Abstract: We describe a collection of algorithms and techniques that have been developed to aid in the design and analysis of adaptive allocation procedures for statistical experiments. An adaptive procedure is one in which the observations during the experiment can be used to adjust the ongoing experiment. These are also called response adaptive procedures, in contrast to procedures which make allocation decisions based on covariates. Typically, decisions such as how to sample during an experiment are made and fixed in advance. For example, in a classical controlled clinical trial, patients are allocated to one of two different treatment options with half being assigned to each therapy. At the end of the experiment a decision is made as to which treatment is more effective. In contrast, with an adaptive procedure, patient outcomes that have already been observed can be used to adjust the allocation of future patients. Properly designed, this allows one to improve expected patient outcomes as the experiment is running, while still being able to reach good statistical decisions at the end. Thus, adaptive procedures can offer significant ethical and cost advantages over standard fixed procedures. Adaptive procedures are of interest to statisticians, to people working in stochastic optimization, to control theorists, and to computer scientists. In machine learning this approach is known as ``active learning''.

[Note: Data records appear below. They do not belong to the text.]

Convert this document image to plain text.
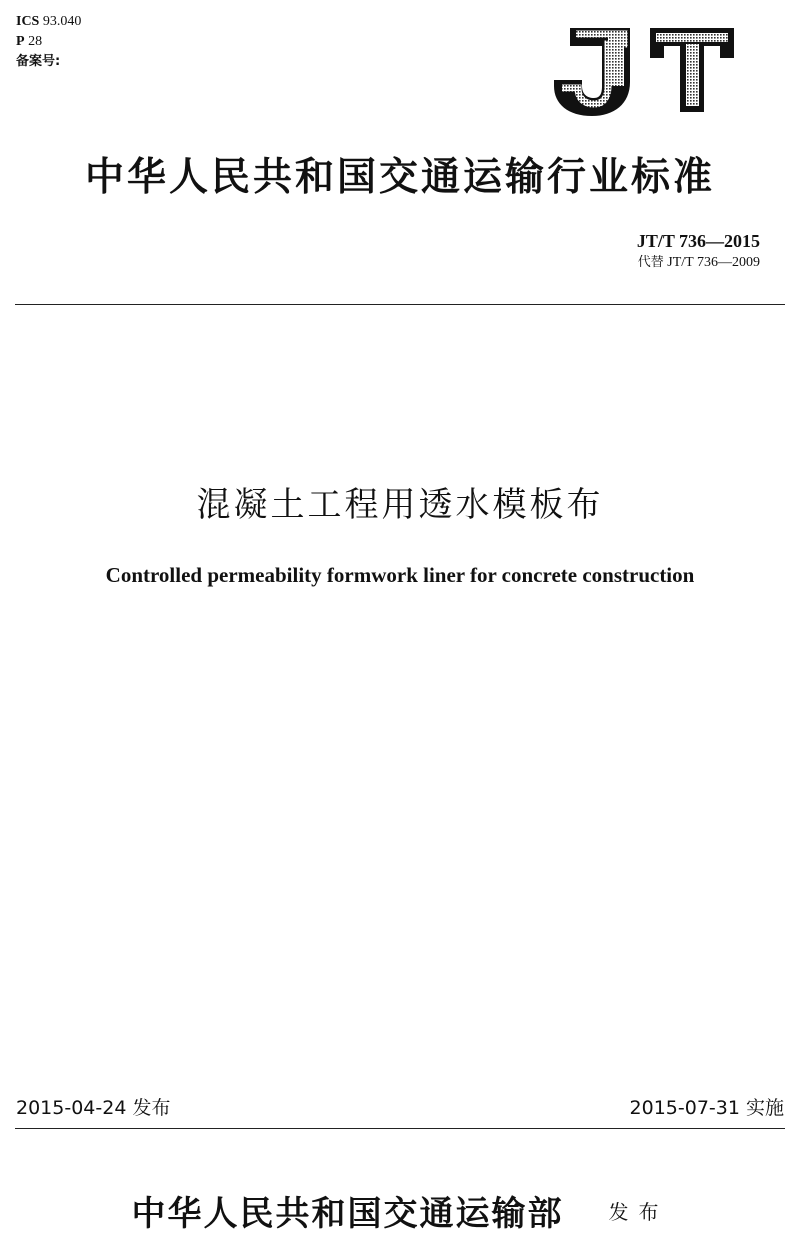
ICS 93.040
P 28
备案号:
中华人民共和国交通运输行业标准
JT/T 736—2015
代替 JT/T 736—2009
混凝土工程用透水模板布
Controlled permeability formwork liner for concrete construction
2015-04-24 发布	2015-07-31 实施
中华人民共和国交通运输部 发布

Unfortunately, adaptive procedures are harder to design and analyze, which has severely limited their use. To help overcome this difficulty, we have developed a collection of programs and algorithmic techniques for the design and analysis of adaptive procedures. The emphasis is on providing flexibility to the investigator, so that appropriate statistical and practical concerns can be addressed directly. The techniques described allow for optimizations previously not attainable. They also permit exact evaluations for a wide range of criteria and are intended to encourage investigators to explore more alternatives. Optimizations investigated include 2- and 3-arm bandit models, staged allocation, and models with constrained switching between options. One of our algorithmic approaches, path induction, speeds up the process of evaluating a design multiple times so that thorough robustness studies can be undertaken. Our approaches can be utilized with both Bayesian and frequentist analyses, and the analysis approach can differ from the approach used in the design.
Keywords: response adaptive design, sequential sampling, stochastic optimization, design of experiments, controlled clinical trial, dynamic programming, bandit models, algorithms, staged allocation, path induction, switching constraints, robustness, machine learning, active learning, ``learn and confirm'', computational learning theory, parallel computing
Complete paper. This appears in New Developments and Applications in Experimental Design, N. Flournoy, W.F. Rosenberger, and W.K. Wong, eds., IMS Lecture Notes--Monograph Series vol. 34, 1998, pp. 91-105.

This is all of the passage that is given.